E ancora l’ASviS (Allenza Italiana per lo Sviluppo Sostenibile), attraverso il nuovo Rapporto dal titolo “Politiche per fronteggiare la crisi da COVID-19 e realizzare l’Agenda 2030 per lo sviluppo sostenibile” (realizzato grazie al contributo degli oltre 600 esperti che operano nei suoi gruppi di lavoro), ha valutato l’effetto della crisi sulle diverse dimensioni dello sviluppo sostenibile e propone azioni per stimolare la ripresa in linea con l’Agenda 2030 e il Green Deal. Il suo portavoce ha affermato che: “Una crisi dagli effetti così violenti deve portare a un ripensamento profondo del modello di sviluppo e a un cambiamento di molte politiche rispetto al periodo pre-Covid-19. Servono subito misure orientate a far “rimbalzare avanti” il Paese, scongiurando il semplice ritorno al passato, e a prepararsi ad affrontare shock futuri. Le ingenti risorse impegnate dal Governo e dall’UE vanno orientate ad un cambio di paradigma produttivo, caratterizzato da maggiore sicurezza dei lavoratori, innovazione e capacità di cogliere le opportunità offerte dalla green economy. Nonostante la crisi, gli italiani ritengono sempre più urgente perseguire gli obiettivi di sviluppo sostenibile e chiedono misure di contrasto ai cambiamenti climatici, considerati una minaccia al pari del Covid-19” (Comunicato stampa ASviS).
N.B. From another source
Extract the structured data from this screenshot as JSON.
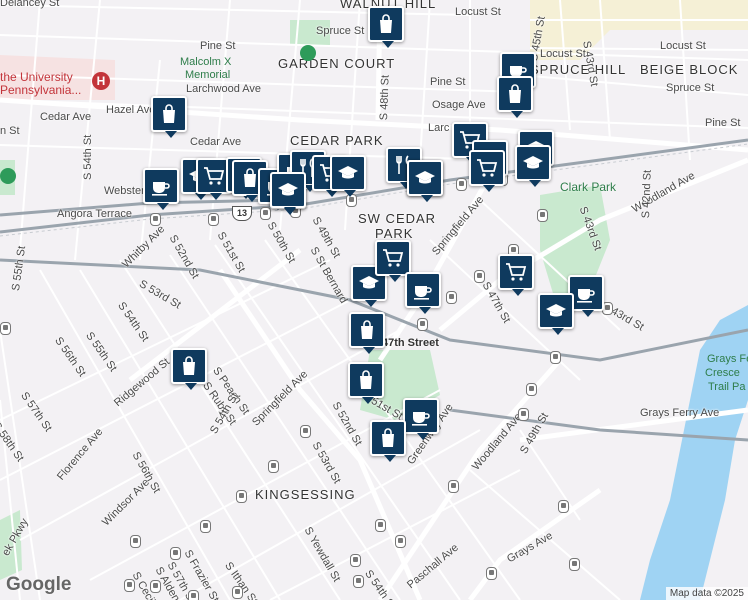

Inoltre, in una recente ricerca dell’Università di Oxford è emerso come l’Italia, assieme a Cina, Stati Uniti e Regno Unito, sia tra i Paesi che potrebbe trarre maggiori vantaggi da una transizione globale verso un’economia verde e quindi circolare, e che non può prescindere dal ricorso allo sviluppo e alla diffusione di nuove tecnologie con vantaggi ambientali (Oxford Martin School and the Smith School of Enterprise and the Environment). In particolare, in questo studio è stata introdotta una nuova misura, il Green Complexity Index (GCI), che mostra quali Paesi sono in grado di esportare i prodotti più verdi e complessi. L’Italia, come emerge anche in Figura 1, è tra i Paesi con un GCI più elevato, ovvero tra quelli che tendono anche ad avere un numero di brevetti ambientali più elevati, minori emissioni di CO2 e un ventaglio di politiche ambientali più rigorose.

Figura 1. GCI and ECI comparisons for 2014
(Fonte: Oxford Martin School and the Smith School of Enterprise and the Environment)

Sulla base di queste riflessioni, è chiaro che le sfide di sostenibilità ambientale e di economia circolare per policymaker e imprese sono ancora svariate e piuttosto articolate, ma c’è spazio per accelerare la transizione verso questo nuovo approccio industriale e soprattutto per la gestione di discontinuità di contesto che oggi sono il Coronavirus, ma domani… chissà?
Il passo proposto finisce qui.